Fixed broadband upgrades and increased mobile data usage continues to fuel access spending.
Mobile Internet access spending is playing catch-up with its fixed equivalent. Are we at the start of a race to the bottom for mobile network operators?
In the Netherlands, high-speed broadband internet services (i.e. >30Mbps) are delivered via cable, fibre or DSL. These high-speed access services enable digital video programming, non-linear TV (e.g. VOD TV), cloud storage and other services.
Spending on fixed broadband access is expected to increase by 1.8% per annum on average until 2021. Fixed broadband subscriber growth is limited as market penetration is already high and the fixed broadband sector is very mature. Penetration is forecast to rise from 94.4% to almost 100% over the forecast period, while the number of households is increasing by 0.9% per year. High-speed fixed broadband customers will account for 87.3% of subscriptions at the end of 2021.
KPN and Ziggo dominate the fixed broadband market with a combined share of over 80% of subscriptions at the end of September 2016. A Dutch court recently ruled that KPN must grant other parties access to its fixed network (until at least 2019).

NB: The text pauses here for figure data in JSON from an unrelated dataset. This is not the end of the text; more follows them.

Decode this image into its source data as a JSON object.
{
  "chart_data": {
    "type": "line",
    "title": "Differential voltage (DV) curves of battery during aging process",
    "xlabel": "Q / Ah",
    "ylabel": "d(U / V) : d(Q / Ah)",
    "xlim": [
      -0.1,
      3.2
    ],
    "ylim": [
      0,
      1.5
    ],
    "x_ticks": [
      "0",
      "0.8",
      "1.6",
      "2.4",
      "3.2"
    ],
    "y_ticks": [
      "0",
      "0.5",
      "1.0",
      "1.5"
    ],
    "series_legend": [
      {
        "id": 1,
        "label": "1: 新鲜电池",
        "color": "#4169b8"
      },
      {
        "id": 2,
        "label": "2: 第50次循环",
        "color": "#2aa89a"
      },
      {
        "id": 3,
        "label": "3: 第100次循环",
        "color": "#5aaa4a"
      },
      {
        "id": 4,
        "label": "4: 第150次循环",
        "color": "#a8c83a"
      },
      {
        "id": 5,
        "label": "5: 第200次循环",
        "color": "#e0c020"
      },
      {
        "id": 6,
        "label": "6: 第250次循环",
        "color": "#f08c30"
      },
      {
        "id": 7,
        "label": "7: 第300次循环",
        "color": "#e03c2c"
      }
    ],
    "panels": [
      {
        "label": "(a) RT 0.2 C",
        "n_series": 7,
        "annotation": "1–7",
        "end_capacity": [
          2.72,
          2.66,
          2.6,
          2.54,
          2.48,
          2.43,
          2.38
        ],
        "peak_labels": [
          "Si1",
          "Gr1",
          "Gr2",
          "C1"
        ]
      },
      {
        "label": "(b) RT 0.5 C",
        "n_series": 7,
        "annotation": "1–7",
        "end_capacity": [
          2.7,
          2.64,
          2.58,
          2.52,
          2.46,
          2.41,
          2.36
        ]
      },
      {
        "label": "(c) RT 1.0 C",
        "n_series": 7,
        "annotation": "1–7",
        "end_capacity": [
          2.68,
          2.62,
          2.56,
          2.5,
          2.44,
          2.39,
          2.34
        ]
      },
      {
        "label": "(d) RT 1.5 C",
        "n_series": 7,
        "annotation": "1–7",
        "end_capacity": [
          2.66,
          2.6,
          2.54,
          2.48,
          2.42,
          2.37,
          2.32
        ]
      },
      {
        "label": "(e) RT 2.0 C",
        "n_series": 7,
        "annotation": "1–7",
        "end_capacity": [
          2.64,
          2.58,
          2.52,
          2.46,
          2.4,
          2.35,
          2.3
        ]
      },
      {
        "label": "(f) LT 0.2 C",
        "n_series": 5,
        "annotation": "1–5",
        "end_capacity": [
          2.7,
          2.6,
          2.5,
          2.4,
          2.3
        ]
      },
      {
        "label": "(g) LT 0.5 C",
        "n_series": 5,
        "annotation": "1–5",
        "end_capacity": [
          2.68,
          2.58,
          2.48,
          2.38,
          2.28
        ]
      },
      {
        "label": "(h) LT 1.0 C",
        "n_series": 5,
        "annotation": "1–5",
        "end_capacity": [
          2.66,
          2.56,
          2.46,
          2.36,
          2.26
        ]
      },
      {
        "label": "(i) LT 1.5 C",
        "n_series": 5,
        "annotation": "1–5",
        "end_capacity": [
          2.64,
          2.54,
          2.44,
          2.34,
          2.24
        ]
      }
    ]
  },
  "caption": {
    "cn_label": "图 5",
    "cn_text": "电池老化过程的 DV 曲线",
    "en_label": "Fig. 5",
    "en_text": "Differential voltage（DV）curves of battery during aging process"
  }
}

On the mobile side, 4G (LTE) is very mature in the Netherlands and practically covers the entire country, with high speeds on average. The share of 4G in the Netherlands is expected to grow from 62% in 2017 to 89.4% by the end of 2021.

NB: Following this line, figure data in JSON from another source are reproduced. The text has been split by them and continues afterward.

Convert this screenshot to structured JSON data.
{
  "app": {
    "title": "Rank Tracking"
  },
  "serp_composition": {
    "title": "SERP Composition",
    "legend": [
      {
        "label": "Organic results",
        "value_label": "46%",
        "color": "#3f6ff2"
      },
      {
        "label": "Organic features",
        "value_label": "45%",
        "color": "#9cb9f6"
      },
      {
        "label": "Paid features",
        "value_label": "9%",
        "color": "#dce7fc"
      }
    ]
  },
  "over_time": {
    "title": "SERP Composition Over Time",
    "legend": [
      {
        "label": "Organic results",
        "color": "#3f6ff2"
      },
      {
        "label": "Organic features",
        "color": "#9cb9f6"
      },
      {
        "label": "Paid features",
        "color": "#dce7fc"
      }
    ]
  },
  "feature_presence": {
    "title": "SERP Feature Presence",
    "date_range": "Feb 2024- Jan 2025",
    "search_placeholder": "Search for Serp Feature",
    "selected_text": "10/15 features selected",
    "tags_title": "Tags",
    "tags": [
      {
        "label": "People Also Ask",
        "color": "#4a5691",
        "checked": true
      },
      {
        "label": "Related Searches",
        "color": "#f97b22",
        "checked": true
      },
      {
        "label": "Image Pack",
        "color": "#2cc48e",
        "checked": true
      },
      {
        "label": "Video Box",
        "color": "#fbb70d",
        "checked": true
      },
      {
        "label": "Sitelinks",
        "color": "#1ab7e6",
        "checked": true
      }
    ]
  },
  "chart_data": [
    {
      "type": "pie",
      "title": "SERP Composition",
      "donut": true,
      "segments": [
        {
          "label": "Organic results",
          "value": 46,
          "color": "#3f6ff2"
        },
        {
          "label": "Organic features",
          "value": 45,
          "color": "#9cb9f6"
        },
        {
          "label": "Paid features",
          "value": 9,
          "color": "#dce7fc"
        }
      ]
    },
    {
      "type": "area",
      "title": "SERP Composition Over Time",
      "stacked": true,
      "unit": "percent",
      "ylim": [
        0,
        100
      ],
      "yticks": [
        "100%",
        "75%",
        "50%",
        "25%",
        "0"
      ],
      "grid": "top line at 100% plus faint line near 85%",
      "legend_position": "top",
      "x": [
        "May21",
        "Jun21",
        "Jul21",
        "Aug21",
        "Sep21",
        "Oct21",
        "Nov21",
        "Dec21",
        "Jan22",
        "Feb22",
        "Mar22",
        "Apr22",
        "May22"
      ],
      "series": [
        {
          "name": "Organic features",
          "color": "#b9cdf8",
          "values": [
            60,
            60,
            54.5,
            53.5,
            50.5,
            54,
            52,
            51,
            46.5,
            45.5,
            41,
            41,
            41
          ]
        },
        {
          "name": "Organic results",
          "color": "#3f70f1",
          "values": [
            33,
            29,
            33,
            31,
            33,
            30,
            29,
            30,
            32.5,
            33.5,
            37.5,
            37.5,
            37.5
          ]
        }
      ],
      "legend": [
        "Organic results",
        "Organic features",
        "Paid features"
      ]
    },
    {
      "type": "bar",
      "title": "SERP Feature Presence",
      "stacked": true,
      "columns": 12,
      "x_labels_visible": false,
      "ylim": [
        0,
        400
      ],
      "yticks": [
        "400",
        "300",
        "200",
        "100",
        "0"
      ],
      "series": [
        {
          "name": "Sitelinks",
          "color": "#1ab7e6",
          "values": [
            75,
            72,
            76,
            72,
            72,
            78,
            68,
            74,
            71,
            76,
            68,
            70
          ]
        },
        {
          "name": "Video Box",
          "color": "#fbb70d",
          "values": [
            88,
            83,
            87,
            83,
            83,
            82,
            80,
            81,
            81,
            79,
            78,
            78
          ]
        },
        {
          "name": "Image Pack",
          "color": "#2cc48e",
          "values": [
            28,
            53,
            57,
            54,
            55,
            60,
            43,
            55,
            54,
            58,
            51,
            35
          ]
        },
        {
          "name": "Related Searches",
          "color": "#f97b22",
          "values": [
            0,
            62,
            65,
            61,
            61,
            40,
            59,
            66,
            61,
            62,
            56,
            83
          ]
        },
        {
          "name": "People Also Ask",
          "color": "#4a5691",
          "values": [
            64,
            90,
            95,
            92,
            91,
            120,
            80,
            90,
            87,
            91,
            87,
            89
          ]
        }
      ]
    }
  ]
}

Increased competition has led to a focus on unlimited data bundles and increasing average available bandwidth, especially in dense urban areas. Four mobile operators (MNOs) with widespread 4G coverage are competing for a share of the Dutch 4G data market. Despite increased competition, the mobile internet access market is set to continue at an average growth rate of 7.1% per annum until 2021 as budgets are moving from telephony (minutes and SMS) to data.

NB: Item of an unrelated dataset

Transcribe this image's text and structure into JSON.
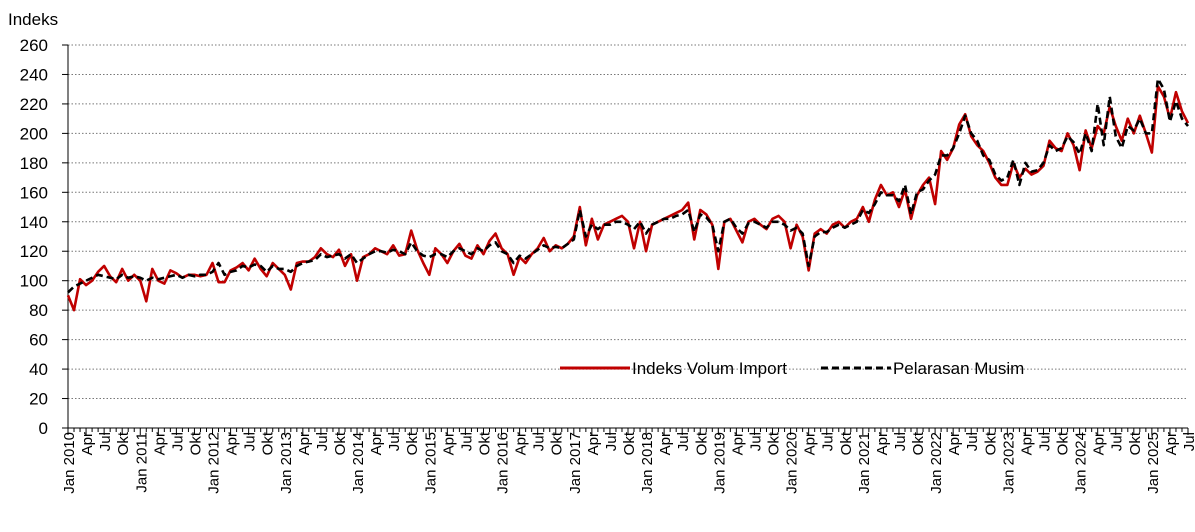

|Access spending market (€ millions)|
|Netherlands||Historical data||Forecast data||CAGR %|
|Mobile Internet Access||1,289||1,409||1,593||1,786||1,916||2,054||2,203||2,360||2,526||2,703||7.1%|
Even though access spending in fixed broadband is increasing, the fibre rollout in the Netherlands is stagnating. In the first half of 2017, ‘only’ 50,000 homes were connected to fibre as opposed to 300,000 in the first half of 2013, as reported by Stratix research. This is especially true in rural areas, but fibre penetration is also low in The Hague and Rotterdam (9% and 3% respectively). Instead, operators focus on upgrading existing networks, thereby avoiding the need to roll out new physical infrastructure.
The mobile market has reached a point at which it is experiencing increased competition to attract and retain customers. This is a significant challenge for MNOs: they will need to defend their position in a market driven by increased data usage, putting pressure on prices but simultaneously requiring substantial investments in network capacity. The vicious circle of increased pressure on top-lines and the struggle to bring down network costs will require MNOs to diversify their businesses in the long term.
An important underlying assumption in this Outlook is that Netflix will stick to its ad-free business model. A change towards a free, ad-based model by Netflix or one of its major competitors in the Dutch market could have a major impact on total TV advertising budgets, as well as on the allocation of the total budget over the various players.